As I continue to blog my way through American Grace, the book I named Book of the Year for 2010, I thought it worth noting this observation about the American people and their religious perspectives.
Robert Putnam and David Campbell enlighten us about the realities of American religious life. We may be more "religious" than most other Western nations, but our religious preferences can be well described with a phrase traditionally reserved for Episcopalians -- "In all things moderation." We're spiritual, even religious, but we're not fanatics. There is a small core of what the authors call "True Believers," but they make up only 10% of the population. This is a group that, according to the authors, that "live in religiously monochromatic social environments." That is, they tend not to marry outside their religious group and are much more insistent that their children remain true to the true faith. Perhaps more importantly, they have fewer social/kinship ties to people outside their faith community (American Grace, pp. 546-547).
Here is a kicker that needs to be considered, and I'll be coming back to this point later, is that while 52% of "True Believers" are Evangelicals -- that is, they believe that their faith alone is the true faith -- 75% of Evangelicals cannot be categorized as "True Believers." And the reason for this? Well, the message that comes through time and again is that our pluralistic context means that we are simply not able to write off what the authors call our "Aunt Susan's," the members of our kinship circle who are outside our faith tradition. But, even more common than having someone of another faith in our kinship circle, is our wider friendship circile. The authors note:
There is a lot of "exclusivist" yelling going on in our socieity today, but it would appear that these voices represent a very small percentage of the American population. Of course, as I'll show later, clergy are much less likely than laity, to believe this way!

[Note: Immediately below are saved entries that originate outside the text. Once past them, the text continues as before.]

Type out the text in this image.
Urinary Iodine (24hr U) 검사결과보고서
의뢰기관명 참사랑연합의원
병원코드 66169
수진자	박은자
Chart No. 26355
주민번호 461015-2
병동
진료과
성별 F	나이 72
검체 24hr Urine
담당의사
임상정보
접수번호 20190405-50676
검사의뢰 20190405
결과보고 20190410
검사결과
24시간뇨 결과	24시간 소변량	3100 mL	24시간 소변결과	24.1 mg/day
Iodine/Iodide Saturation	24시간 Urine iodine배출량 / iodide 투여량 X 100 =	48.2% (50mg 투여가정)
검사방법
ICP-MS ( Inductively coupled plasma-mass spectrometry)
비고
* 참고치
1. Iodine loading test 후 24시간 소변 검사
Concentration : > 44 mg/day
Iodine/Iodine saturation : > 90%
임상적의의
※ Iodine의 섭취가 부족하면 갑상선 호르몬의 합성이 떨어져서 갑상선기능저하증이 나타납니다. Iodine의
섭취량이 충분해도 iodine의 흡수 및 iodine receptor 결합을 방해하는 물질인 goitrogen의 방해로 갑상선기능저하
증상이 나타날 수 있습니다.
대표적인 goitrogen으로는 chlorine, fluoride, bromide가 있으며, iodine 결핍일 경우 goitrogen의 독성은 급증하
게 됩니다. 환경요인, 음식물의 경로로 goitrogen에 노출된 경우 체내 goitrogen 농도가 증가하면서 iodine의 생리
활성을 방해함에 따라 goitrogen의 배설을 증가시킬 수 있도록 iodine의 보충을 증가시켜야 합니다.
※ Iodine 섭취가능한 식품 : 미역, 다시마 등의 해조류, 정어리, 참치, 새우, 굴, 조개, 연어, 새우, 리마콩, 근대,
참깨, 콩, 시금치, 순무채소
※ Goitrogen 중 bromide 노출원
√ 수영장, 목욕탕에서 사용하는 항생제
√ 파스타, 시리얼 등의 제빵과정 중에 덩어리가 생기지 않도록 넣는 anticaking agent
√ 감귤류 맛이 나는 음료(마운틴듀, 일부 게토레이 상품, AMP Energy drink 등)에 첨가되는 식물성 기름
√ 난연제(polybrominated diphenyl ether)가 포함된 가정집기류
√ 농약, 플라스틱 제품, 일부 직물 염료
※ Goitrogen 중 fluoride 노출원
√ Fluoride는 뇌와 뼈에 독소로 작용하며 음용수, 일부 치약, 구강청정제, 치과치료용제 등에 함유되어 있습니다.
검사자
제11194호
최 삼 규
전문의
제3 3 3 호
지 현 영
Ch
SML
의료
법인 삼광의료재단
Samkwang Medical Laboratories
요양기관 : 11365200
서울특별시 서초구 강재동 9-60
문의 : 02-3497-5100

Most Americans have at least one close friend of another religion, and many have multiple friends of other faiths. Even over a short period of time, we have seen that a small increase in such religious bridging corresponds to warmer feelings toward at least two relatively unpopular religious groups (Mormons and non-religious). Furthermore, we have seen that a religious bridging can expand American's sense of who is fully a member of the national community. (p. 548).